Recently I had modified the smmCampaignBroadcast class to call a custom class/method that I had used and modified, to send emails using CLR via the System.Net.Mail assembly (which was being used elsewhere... see my blog on Sending Emails From Dynamics AX Without Outlook). It worked great, until a certain a condition caused the Send() function to fail. The problem came in to play with despite the fact that I had try/catch blocks around core pieces code in the function (meant to alert the user of errors) in this particular scenario, the process was simply taking a dump, and the error causing the problem was not being caught. Upon stepping through the code with the debugger, immediately after hitting the problem line of code (which was the Send() function as mentioned above) the debugger stepped into a \Classes\Application\ttsNotifyAbort() method, which basically aborted the entire process, not allowing my try/catch block around the Send() call to acknowledge the error.

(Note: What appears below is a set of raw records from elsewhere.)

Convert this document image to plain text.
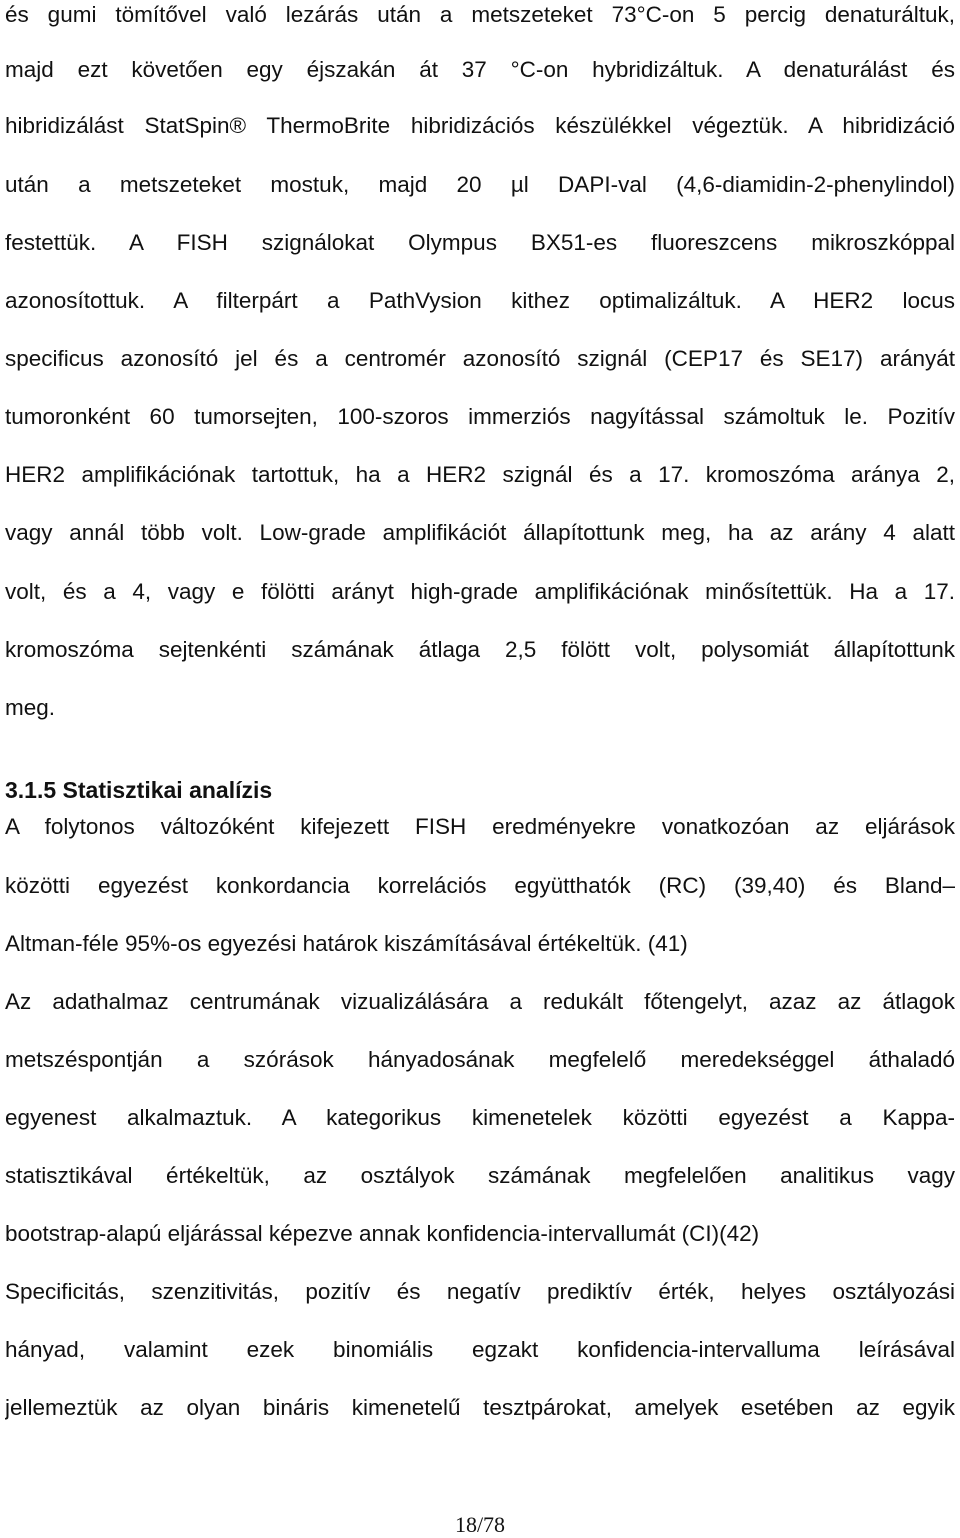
és gumi tömítővel való lezárás után a metszeteket 73°C-on 5 percig denaturáltuk,
majd ezt követően egy éjszakán át 37 °C-on hybridizáltuk. A denaturálást és
hibridizálást StatSpin® ThermoBrite hibridizációs készülékkel végeztük. A hibridizáció
után a metszeteket mostuk, majd 20 µl DAPI-val (4,6-diamidin-2-phenylindol)
festettük. A FISH szignálokat Olympus BX51-es fluoreszcens mikroszkóppal
azonosítottuk. A filterpárt a PathVysion kithez optimalizáltuk. A HER2 locus
specificus azonosító jel és a centromér azonosító szignál (CEP17 és SE17) arányát
tumoronként 60 tumorsejten, 100-szoros immerziós nagyítással számoltuk le. Pozitív
HER2 amplifikációnak tartottuk, ha a HER2 szignál és a 17. kromoszóma aránya 2,
vagy annál több volt. Low-grade amplifikációt állapítottunk meg, ha az arány 4 alatt
volt, és a 4, vagy e fölötti arányt high-grade amplifikációnak minősítettük. Ha a 17.
kromoszóma sejtenkénti számának átlaga 2,5 fölött volt, polysomiát állapítottunk
meg.
3.1.5 Statisztikai analízis
A folytonos változóként kifejezett FISH eredményekre vonatkozóan az eljárások
közötti egyezést konkordancia korrelációs együtthatók (RC) (39,40) és Bland–
Altman-féle 95%-os egyezési határok kiszámításával értékeltük. (41)
Az adathalmaz centrumának vizualizálására a redukált főtengelyt, azaz az átlagok
metszéspontján a szórások hányadosának megfelelő meredekséggel áthaladó
egyenest alkalmaztuk. A kategorikus kimenetelek közötti egyezést a Kappa-
statisztikával értékeltük, az osztályok számának megfelelően analitikus vagy
bootstrap-alapú eljárással képezve annak konfidencia-intervallumát (CI)(42)
Specificitás, szenzitivitás, pozitív és negatív prediktív érték, helyes osztályozási
hányad, valamint ezek binomiális egzakt konfidencia-intervalluma leírásával
jellemeztük az olyan bináris kimenetelű tesztpárokat, amelyek esetében az egyik
18/78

Upon some research, it appears that the problem is related to levels of ttsbegin/ttscommit blocks, and apparently if a CLR error occurs inside of a ttsbegin/ttscommit block, you cannot trap the error until you are outside the block (and in the case of nested ttsbegin/ttscommit blocks, you must be outside of the highest level).
Using the Stack Trace in the debugger, I analyzed the code, to identify where the first ttsbegin/ttscommit block was, and then wrapped that piece of code with a try/catch block meant to catch a CLR error. So, in the smmCampaignBroadcast::broadcast() method I made the following changes:
try
{
ttsbegin;
…….
ttscommit;
}
catch(Exception::CLRError)
{
info(CLRInterop::getLastException().ToString());
}
Finally, I was able to see what was going wrong!